His first season with the Magpies he got Guimaraes, Wood and Bourne and Trippier in the winter, started building on them and so far most of them are the backbone of the team. In the summer they just added Willock. Newcastle ended up finishing only eleventh in the first season, but the next one Howe had already introduced his idea of football in full force, helped by another acquisition in Isaac, and the £130 million total was just a twinkle in the distance.

There was a lot of speculation over the summer as to which star would eventually end up at Newcastle, with names like Mbappé, Neymar and others being floated, but the club ended up doing things completely differently and bringing in new names instead. Moreover, under manager Howe, players like Murphy, Almiron and Joelington have finally found their feet, which is quite handy now with the absences of some mainstays.

Howe and his team “translated” their first full season into a fourth place finish and participation in the Champions League, where they couldn’t even pick up a third place in the group of death, but that’s the story of this season.
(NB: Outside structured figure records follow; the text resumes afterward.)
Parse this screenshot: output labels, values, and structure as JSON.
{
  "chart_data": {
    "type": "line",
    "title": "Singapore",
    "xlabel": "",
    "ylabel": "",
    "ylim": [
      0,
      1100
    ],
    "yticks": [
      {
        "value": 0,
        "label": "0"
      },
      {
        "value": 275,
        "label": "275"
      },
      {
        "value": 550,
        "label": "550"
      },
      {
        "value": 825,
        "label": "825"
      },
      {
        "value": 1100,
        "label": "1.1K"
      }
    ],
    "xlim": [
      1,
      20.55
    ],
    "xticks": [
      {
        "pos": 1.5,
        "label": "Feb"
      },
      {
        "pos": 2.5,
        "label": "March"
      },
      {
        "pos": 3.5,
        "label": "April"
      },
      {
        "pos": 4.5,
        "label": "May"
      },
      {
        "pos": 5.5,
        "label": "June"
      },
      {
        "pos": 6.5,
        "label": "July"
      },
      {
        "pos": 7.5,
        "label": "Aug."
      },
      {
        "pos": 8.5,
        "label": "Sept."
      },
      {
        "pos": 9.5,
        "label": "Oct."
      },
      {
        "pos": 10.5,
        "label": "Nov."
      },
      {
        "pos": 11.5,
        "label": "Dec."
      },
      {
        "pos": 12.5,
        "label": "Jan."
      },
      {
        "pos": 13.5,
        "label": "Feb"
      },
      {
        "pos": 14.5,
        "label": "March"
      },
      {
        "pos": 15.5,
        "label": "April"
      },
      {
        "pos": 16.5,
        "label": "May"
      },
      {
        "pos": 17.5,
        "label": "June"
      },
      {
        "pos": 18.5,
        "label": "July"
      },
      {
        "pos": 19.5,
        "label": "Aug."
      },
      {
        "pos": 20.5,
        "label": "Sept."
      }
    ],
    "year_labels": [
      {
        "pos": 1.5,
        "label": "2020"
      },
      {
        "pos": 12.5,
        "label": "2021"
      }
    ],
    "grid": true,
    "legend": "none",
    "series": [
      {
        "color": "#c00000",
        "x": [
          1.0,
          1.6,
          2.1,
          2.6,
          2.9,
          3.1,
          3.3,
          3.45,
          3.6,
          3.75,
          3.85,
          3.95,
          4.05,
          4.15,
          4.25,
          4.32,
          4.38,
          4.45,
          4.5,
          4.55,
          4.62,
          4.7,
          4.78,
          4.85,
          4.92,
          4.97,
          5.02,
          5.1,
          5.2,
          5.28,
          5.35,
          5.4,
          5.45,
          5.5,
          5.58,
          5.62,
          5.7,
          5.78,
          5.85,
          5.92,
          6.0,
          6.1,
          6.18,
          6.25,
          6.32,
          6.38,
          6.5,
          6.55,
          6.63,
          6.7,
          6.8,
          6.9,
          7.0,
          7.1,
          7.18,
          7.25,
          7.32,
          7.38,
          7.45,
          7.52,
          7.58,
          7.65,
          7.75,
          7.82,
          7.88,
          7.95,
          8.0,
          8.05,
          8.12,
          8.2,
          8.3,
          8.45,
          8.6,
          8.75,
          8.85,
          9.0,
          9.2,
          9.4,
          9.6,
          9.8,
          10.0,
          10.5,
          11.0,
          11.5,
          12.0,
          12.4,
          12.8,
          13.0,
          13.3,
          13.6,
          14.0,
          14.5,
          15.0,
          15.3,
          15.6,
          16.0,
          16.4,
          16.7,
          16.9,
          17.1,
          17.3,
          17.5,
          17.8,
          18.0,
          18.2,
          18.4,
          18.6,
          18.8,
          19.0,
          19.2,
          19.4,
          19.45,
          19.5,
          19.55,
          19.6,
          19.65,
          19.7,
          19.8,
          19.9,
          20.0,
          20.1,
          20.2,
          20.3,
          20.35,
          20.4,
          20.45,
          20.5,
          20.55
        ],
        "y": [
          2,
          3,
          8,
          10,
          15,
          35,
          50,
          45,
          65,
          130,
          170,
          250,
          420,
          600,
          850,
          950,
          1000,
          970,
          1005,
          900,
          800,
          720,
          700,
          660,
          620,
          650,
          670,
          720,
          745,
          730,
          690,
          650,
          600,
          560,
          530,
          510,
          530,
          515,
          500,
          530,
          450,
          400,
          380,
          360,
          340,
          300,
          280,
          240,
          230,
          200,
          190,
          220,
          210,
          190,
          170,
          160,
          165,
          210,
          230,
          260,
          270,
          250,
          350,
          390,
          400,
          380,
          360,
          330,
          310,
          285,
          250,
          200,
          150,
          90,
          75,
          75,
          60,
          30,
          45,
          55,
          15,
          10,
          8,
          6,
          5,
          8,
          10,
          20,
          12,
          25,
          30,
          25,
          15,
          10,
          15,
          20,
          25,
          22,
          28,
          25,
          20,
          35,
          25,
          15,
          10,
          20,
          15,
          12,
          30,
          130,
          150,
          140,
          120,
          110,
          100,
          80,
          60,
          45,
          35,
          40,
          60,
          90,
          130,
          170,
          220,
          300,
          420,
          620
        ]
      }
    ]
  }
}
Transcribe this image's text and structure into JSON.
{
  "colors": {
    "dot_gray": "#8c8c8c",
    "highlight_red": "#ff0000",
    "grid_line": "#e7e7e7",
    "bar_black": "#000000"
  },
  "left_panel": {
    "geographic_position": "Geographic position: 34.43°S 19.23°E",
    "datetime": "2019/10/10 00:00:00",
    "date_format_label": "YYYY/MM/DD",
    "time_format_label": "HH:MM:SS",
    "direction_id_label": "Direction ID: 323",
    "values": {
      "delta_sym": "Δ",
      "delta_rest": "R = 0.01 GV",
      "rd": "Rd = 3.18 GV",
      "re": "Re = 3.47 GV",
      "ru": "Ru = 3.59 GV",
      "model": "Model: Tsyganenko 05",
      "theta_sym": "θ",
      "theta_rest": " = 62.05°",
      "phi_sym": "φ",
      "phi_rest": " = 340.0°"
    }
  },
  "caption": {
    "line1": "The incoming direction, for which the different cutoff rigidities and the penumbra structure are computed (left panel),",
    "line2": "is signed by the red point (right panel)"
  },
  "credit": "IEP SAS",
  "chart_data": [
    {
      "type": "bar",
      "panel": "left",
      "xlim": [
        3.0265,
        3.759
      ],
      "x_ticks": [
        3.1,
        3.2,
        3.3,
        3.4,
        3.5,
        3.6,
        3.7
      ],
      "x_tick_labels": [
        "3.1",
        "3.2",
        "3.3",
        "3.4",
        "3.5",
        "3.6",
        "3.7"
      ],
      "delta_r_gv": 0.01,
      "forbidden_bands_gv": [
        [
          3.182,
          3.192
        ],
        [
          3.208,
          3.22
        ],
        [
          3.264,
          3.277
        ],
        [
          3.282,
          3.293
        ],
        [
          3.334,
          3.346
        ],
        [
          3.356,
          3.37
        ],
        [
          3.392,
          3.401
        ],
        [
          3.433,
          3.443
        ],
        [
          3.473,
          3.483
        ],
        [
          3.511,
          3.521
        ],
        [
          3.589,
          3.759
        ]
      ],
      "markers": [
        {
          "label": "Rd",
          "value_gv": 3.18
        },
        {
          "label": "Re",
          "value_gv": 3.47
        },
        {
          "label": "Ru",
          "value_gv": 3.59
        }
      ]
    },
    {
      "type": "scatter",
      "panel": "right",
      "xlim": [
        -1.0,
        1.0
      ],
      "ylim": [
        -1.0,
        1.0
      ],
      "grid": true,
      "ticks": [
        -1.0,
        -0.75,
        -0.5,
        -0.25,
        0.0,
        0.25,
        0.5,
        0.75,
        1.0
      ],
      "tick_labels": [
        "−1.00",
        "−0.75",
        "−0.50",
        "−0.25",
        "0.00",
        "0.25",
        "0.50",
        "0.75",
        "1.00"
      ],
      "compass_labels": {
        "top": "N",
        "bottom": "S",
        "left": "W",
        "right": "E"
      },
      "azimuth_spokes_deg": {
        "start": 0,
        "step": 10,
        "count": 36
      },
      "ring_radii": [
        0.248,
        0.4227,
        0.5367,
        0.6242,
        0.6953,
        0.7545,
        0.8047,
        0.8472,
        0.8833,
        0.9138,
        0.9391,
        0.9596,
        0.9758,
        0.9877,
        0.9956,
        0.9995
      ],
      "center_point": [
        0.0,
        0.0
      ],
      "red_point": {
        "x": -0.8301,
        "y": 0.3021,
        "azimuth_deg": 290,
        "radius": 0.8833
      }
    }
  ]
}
In the last one, Newcastle presented us with what will adorn them in the near future, and they left the first, incomplete one behind.

Since the first summer training session, Howe has been building the team in a 4-3-3 format with intense attacking and the gain numbers in the opposition’s half were/are some of the best in the league. The wingers try to push the opposition into the middle of the pitch where they put the most pressure on the ball carrier. Magpies defend fairly high which goes hand in hand with their aggressive style. They have no problem playing patiently at the back and Guimaraes has been one of the key figures in this success. That’s roughly how one could describe the current Newcastle under an attack-minded coach, which Eddie Howe undoubtedly is.

However, this season doesn’t really prove that, although it can’t be described as a flop so far. In all of the aforementioned statistics Newcastle have deteriorated rapidly, their midfield opponents can punish them effectively this year and almost all of the big teams that the Magpies managed to beat last season have done so against them this season.

The reinforcements came in again in the summer and they are also behind one of this year’s problems, as the €64 million Tonali and €44 million Barnes haven’t played much so far and only one summer signing, Livramento, has lined up on the left flank and is playing. In addition, Tonali received a ten-month “ban” for a betting scandal and Barnes was injured before the start of the Champions League’s preliminary groups.

However, the Magpies are out of the Champions League, just as they are out of the domestic cup, and for owners “used to buying success” this is certainly starting to mark a small exclamation point, as they will obviously expect the same thing again at the end of the season, and it will be interesting to see how much those statements about long-term vision meant to them.

How much of a potential failure this year are they willing to tolerate for Howe? They’re still in touch with the Champions League, but even with their spending they’ll soon get to the point where a million dollar competition is a must for them.